"Soal kesenian yang menjadi materi debat semalam, menurut saya masih minim kreasi gagasan dari ketiga paslon. Masalah empiris seperti belum tumbuhnya pusat-pusat seni sastra, seni rupa, seni teater, seni musik di NTB harusnya ketiga paslon sudah punya blue print yang jelas untuk membangun kapasitas kelembagaan, Sumber daya manusia dan fasilitas yang diperlukan sebagai daya dukung industri kesenian.
Dr Alfi menyebut bahwa tiga paslon masih menjawab dan menjelaskan normatif padahal di daerah seperti Bali dan Jogja. Sektor kesenian menjadi sumber active dan passive income yang produktif mendorong peningkatan ekonomi dan pendapatan daerah. Pemeritah daerah Bali dan Jogja bisa jadi referensi serius untuk memajukan seni dan kebudayaan.
Padahal NTB memiliki tipikal daerah dengan potensi yang sama dengan Bali-Jogja. Kenapa tidak tiru dan amati mereka.
"Sehingga debat semalam (ketiga) bagi saya lebih tepatnya diskusi biasa saling konfirmasi dan validasi ide yang serupa dan mirip. Debat harusnya ada kontra ide dan gagasan yang dipertarungkan,"tegasnya.
Gagasan yang dicetuskan pun harus gagasan yang kuat,terukur dan realistis dapat dijalankan jika terpilih jadi Gubernur.

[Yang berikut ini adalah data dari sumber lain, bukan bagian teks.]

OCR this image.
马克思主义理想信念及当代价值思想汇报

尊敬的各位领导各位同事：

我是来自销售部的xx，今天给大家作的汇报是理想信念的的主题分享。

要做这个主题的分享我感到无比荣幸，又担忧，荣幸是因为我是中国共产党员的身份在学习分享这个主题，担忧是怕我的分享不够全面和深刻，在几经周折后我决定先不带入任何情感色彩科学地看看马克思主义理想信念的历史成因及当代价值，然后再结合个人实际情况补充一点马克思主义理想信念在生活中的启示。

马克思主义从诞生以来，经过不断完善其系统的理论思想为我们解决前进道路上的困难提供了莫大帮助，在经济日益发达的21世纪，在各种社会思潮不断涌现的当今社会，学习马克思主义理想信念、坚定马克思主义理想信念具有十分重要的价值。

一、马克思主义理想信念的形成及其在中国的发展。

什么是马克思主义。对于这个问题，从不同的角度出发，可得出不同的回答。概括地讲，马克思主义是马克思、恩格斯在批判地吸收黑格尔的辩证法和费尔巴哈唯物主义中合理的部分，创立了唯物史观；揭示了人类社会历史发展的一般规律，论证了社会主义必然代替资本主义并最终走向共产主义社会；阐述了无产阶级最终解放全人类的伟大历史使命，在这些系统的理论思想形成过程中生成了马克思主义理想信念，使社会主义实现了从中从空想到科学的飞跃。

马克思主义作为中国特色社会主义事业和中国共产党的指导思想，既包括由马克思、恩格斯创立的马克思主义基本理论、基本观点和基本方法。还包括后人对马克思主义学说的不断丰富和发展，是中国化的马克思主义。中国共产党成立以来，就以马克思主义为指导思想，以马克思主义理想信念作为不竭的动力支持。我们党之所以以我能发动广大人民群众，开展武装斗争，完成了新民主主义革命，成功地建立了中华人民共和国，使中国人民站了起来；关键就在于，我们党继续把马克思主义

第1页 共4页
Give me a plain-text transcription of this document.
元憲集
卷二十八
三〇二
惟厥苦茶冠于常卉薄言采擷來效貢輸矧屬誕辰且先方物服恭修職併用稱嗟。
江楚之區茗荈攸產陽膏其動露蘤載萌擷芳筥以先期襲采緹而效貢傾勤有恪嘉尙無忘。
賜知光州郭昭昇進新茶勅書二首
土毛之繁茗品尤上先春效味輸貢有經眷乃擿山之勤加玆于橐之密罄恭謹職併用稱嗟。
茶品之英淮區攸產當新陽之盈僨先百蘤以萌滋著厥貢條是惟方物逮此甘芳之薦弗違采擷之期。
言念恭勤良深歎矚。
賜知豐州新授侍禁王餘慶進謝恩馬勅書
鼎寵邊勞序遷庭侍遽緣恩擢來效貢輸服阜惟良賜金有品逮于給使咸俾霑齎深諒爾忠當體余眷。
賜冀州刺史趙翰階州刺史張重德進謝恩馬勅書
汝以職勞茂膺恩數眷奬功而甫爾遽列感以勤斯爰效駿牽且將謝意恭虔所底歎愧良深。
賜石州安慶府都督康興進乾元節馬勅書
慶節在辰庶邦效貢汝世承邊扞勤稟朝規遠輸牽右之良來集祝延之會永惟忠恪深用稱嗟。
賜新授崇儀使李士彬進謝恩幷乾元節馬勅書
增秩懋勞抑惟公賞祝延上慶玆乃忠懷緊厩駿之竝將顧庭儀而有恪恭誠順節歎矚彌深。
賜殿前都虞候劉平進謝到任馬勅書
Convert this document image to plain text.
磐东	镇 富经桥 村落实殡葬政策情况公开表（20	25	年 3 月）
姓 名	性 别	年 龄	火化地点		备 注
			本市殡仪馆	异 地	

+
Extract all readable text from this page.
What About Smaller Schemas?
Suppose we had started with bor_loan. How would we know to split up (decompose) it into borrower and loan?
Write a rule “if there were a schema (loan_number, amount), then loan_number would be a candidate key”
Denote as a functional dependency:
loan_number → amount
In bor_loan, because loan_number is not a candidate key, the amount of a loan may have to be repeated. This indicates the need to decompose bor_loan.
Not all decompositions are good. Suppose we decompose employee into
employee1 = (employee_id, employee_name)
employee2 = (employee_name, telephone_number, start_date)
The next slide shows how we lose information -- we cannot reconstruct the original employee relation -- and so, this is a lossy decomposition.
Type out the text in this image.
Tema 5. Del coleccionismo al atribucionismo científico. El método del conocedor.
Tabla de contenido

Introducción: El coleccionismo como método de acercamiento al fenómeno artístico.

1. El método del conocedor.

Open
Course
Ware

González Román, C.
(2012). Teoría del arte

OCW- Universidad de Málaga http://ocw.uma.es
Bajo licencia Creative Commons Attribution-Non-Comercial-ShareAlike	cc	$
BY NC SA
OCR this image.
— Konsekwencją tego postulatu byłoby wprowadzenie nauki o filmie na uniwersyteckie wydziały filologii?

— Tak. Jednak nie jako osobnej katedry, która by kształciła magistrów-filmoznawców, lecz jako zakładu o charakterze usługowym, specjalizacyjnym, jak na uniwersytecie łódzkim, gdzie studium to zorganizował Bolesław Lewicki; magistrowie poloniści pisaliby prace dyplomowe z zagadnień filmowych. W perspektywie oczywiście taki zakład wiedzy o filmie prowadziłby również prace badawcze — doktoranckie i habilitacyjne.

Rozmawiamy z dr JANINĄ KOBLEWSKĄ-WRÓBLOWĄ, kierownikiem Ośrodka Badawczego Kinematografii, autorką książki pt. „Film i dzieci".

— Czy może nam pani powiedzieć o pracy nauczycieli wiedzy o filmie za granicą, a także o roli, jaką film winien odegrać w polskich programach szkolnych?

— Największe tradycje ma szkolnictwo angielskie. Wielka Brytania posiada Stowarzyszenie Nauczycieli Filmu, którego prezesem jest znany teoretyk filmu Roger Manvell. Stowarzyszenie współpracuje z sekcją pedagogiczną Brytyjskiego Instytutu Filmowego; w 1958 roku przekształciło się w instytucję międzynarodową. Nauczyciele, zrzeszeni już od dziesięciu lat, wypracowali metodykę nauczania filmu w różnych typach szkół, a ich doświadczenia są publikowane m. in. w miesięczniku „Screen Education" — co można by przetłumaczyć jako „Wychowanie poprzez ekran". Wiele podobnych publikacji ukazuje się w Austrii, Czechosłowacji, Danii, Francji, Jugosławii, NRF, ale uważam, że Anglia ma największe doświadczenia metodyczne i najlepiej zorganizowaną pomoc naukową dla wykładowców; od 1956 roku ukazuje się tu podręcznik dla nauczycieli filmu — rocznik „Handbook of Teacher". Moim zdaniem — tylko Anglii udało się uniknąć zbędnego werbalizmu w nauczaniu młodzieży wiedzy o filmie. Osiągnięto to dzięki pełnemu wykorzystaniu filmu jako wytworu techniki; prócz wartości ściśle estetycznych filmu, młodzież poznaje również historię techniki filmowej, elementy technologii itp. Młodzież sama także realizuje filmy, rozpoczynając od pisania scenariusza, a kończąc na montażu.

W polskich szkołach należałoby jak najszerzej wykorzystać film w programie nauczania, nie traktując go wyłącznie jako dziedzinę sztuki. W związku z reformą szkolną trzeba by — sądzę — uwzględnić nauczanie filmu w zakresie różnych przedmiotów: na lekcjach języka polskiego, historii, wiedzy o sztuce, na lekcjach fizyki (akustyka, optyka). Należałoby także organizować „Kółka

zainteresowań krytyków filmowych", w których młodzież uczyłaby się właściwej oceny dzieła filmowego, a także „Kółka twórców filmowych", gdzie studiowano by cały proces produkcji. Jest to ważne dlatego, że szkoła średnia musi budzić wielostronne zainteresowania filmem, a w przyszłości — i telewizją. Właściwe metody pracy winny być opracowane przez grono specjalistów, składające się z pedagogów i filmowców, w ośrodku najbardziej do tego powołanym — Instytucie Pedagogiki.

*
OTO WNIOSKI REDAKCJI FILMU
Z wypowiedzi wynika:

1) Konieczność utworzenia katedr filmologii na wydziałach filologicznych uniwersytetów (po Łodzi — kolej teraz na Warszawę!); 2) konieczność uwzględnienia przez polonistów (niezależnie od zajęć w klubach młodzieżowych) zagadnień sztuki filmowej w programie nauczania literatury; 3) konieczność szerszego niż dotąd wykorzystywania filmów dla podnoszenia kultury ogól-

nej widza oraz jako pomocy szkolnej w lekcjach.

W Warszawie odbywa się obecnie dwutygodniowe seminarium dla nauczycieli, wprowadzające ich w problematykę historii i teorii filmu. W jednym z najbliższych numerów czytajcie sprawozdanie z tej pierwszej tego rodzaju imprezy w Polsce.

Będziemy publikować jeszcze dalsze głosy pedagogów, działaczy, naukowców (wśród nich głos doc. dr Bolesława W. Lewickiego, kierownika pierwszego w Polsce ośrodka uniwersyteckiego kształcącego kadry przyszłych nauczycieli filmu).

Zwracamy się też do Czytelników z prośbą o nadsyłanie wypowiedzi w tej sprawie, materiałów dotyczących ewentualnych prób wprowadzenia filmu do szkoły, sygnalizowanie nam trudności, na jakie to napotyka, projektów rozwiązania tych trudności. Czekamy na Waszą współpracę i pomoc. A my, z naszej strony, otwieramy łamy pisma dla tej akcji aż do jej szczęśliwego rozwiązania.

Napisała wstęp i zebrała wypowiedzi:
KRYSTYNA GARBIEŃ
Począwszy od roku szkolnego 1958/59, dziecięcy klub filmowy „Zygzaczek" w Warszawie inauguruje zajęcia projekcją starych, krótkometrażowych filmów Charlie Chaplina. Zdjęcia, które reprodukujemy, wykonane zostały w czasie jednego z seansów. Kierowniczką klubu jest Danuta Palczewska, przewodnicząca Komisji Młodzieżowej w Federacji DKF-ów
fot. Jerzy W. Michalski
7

Menurutnya NTB sendiri memiliki banyak potensi kerajinan lokal seperti tenunan khas Sasambo, tas ketak, dan sepatu tenun pringgasela. Namun, tidak ada pasar bagi produk lokal karena pemerintah daerah kurang kreatif adakan even dan pameran yang menghadirkan banyak investor.
Banyak materi debat yang disusun oleh panelis yang harusnya dijawab lugas dan tuntas dengan rencana aksi konkrit kebijakan namun hanya dijawab dengan pernyataan. Seperti soal sinergisitas pemerintah pusat daerah, sebenarnya banyak soal, misalnya terkait kewenangan dalam otonomi daerah yang setengah hati diberikan pemerintah pusat.
Harusnya ketiga paslon sudah memiliiki strategi tentang bagaimana pembangunan aneka infrastruktur daerah diberikan penuh kepada gubernur bukan lagi dikendalikan pusat. Ini fakta, intervensi pemerintah pusat masih kuat padahal sudah otonomi sehingga sulit dielakan danya tumpang tindih aturan dan kewenangan.
Dr Alfi menilai Fungsi pusat harusnya optimal di pembinaan dan pengawasan. Ketiga calon harusnya sudah clear dan clean memahami soal penataan kelembagaan pusat dan daerah secara komprehensif.
"Saya juga melihat ketiga paslon lebih hati-hati, bermain aman dan kontras terlihat takut salah dalam memilih diksi terutama paslon nomor 3 yang didebat sebelumnya sempat lupa menyebut kata poverty.
Sehingga atraksi debat berjalan datar meskipun ketiga paslon terlihat relaks dan fleksibel namun, saya menilai belum maksimal menghadirkan pentas debat berkelas dengan mengorkestrasi masalah-masalah fundamental NTB lewat festival adu program, gagasan dan kebijakan. Padahal induk dari pembangunan birokrasi dan daerah ditentukan oleh perencanaan kebijakan yang berkualitas, partisipasi publik luas dan keberanian mengeksekusi kebijakan secara konkrit.
Sektor perdagangan, pertanian, peternakan dan kelautan di NTB potensinya besar namun minim industri olahan. Lalu apa peta kebijakan ketiga paslon. Publik inginnya debat yang kompleks dengan gagasan konkrit yang dipertandingkan bukan saling afirmasi gagasan yang sama.
Sehingga ketiga paslon kehilangan keunikan dan ontensitas pemikirannya. Secara objektif ketiganya sudah cukup baik menampilkan performa namun tidak dapat dipungkiri bahwa pemilih rasional di NTB menghendaki adanya gagasan lebih untuk membangun NTB yang maju.
"Debat idealnya memang ada tesis, anti tesis dan sintesis kalau tidak namanya aklamasi,"tegasnya.